Казалось, Мило просто пил красоту Лавинии, словно хмельное вино.
— Отведи взгляд от нее, — приказал я, пока он окончательно не захмелел.
Мужчина даже застонал, столь тяжело ему было оторвать глаза от рабыни.
— Разумеется, мне ничего не стоит поступить и наоборот, — сказал я, — позволить вам видеть друг друга, приковав к противоположным стенам, или даже оставив достаточно слабины, чтобы вы могли сблизиться, но не дотянуться друг до друга. А еще я мог бы приказать ей танцевать перед тобой беспомощно сидящим на цепи, обнаженной, чтобы затем отправить ее в конуру.
Судя по тому, как поникла его голова, даже мысль о подобной пытке доставляла ему немалые страдания.
— Нет, — бросил я Лавинии, видя какой мукой перекосило ее лицо.
Она снова прижала ладони к бедрам.
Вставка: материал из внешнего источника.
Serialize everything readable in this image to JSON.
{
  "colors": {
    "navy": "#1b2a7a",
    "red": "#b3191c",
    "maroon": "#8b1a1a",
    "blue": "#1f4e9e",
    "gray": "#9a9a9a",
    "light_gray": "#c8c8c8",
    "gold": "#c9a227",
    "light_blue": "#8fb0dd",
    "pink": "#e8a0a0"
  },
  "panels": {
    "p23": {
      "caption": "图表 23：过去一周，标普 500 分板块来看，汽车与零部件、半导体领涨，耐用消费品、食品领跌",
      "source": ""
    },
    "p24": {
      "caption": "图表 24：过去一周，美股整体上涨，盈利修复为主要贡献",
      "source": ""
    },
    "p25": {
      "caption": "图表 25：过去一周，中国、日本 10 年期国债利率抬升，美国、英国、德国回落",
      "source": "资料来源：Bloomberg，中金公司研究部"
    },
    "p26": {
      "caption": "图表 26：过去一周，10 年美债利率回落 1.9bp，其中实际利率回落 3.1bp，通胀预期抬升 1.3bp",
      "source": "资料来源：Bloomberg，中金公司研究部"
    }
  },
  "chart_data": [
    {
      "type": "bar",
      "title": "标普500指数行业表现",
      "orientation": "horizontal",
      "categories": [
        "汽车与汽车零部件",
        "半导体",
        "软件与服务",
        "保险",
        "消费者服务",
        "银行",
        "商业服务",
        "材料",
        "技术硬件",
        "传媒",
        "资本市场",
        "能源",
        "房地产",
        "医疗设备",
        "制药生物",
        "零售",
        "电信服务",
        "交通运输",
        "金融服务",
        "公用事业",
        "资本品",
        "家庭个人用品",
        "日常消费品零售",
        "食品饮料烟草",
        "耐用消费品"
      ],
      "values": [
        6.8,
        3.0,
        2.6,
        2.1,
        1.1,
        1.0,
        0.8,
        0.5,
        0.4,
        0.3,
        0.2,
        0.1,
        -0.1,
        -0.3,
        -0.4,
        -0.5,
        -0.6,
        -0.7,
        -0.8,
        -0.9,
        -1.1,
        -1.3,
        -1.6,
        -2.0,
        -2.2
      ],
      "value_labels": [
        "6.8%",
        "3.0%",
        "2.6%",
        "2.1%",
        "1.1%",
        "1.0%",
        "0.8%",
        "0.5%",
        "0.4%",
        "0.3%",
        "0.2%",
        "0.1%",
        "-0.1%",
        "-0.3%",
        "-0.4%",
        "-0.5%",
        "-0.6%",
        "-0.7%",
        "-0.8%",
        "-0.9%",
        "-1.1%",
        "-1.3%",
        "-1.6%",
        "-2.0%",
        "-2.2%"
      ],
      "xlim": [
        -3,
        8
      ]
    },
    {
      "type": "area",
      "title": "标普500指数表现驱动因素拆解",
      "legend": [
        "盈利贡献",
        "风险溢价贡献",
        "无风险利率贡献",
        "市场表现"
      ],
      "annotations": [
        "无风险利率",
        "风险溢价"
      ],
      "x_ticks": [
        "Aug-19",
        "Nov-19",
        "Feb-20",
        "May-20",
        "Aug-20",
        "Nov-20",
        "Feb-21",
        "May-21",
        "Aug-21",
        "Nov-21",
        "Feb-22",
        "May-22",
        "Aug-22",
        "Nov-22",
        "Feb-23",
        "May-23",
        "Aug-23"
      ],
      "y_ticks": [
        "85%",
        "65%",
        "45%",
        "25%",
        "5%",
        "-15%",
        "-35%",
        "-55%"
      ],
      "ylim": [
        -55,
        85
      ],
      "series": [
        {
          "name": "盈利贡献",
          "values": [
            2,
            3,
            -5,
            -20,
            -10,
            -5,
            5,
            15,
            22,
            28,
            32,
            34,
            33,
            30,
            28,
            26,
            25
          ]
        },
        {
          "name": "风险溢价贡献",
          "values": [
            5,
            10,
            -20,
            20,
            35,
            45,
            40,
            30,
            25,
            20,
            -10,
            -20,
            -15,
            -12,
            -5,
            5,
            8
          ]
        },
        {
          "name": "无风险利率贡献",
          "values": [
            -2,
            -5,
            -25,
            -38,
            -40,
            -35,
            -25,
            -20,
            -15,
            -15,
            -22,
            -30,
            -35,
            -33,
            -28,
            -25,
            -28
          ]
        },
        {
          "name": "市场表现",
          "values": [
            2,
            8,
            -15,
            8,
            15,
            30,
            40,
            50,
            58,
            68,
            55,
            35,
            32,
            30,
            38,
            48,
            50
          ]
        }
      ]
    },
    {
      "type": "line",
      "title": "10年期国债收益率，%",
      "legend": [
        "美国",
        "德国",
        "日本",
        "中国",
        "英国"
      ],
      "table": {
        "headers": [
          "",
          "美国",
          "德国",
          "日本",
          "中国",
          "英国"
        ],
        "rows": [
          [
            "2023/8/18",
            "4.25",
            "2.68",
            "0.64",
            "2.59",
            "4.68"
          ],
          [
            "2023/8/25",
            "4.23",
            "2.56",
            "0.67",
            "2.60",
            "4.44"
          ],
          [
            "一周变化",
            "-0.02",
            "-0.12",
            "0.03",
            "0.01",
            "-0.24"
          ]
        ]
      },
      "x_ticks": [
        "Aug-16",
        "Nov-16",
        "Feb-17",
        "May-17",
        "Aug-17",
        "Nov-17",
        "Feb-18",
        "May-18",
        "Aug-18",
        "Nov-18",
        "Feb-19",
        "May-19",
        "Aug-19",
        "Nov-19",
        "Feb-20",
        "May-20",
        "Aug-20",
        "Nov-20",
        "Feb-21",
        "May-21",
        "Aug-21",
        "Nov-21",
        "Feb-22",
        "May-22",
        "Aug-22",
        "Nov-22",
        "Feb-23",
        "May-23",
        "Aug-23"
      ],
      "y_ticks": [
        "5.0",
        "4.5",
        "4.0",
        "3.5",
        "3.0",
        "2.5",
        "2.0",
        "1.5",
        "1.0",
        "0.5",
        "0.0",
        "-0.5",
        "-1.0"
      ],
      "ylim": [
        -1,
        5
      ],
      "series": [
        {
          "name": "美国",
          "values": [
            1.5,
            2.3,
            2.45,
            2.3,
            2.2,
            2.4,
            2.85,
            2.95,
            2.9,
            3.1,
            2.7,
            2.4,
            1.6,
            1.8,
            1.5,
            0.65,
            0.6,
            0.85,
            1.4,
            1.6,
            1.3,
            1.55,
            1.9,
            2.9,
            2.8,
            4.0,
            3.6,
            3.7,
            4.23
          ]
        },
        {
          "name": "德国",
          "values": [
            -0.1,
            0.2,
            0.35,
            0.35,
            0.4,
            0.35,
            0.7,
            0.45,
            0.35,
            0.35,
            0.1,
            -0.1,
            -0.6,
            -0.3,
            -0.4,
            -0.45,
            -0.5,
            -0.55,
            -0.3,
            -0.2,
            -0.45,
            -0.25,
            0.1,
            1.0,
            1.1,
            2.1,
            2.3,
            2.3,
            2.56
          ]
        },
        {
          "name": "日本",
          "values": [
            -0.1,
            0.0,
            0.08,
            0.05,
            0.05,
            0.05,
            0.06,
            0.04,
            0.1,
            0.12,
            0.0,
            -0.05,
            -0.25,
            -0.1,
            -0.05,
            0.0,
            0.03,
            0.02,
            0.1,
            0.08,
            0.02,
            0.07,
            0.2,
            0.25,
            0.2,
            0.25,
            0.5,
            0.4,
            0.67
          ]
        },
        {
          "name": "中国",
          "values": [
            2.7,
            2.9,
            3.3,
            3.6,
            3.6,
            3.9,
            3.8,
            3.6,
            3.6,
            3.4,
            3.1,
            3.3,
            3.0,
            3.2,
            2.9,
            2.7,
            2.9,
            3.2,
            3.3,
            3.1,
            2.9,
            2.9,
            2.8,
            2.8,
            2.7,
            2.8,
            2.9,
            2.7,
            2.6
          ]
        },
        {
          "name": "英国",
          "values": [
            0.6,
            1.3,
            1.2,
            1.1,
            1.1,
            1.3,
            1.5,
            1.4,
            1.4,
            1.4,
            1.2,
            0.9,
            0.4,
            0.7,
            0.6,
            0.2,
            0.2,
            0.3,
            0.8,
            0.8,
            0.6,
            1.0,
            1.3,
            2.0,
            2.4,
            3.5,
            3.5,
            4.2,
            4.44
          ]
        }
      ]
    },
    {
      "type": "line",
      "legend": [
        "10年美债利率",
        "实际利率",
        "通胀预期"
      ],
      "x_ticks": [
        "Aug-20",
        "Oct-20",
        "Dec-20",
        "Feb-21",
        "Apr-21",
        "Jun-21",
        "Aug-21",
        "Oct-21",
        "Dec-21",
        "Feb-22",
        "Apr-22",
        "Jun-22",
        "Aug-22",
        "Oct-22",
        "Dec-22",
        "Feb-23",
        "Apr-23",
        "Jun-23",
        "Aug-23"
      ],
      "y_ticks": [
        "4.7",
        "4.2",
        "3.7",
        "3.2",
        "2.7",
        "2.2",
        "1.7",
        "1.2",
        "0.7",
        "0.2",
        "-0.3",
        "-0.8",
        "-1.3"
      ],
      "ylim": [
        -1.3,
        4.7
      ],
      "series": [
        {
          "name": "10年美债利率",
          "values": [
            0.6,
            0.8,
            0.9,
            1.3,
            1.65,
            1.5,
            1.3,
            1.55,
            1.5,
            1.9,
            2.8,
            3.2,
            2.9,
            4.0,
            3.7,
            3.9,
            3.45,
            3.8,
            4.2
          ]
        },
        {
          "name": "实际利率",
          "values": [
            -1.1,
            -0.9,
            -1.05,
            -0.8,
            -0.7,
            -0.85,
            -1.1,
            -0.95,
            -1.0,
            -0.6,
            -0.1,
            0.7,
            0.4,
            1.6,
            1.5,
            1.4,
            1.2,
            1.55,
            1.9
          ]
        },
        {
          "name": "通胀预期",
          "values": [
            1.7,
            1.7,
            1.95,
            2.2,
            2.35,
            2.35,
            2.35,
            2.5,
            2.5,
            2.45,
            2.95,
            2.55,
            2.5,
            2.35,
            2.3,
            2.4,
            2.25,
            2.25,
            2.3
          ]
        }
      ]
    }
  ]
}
Слезы заливали ее лицо, и с влажных дорожек на щеках капали на грудь.
— Ты, конечно, не мог не отметить, когда увидел ее этим утром, — обратился я к Мило, — что она пришла не в одежде государственной рабыни.
— Конечно, Господин, — кивнул он.
— Как и ее ошейник, который, к слову она сама удалить не могла, не был похож на тот, который государство надевает на своих невольниц.
— Да, Господин, — согласился Мило.
— Это не возбудило твоего любопытства? — поинтересовался я.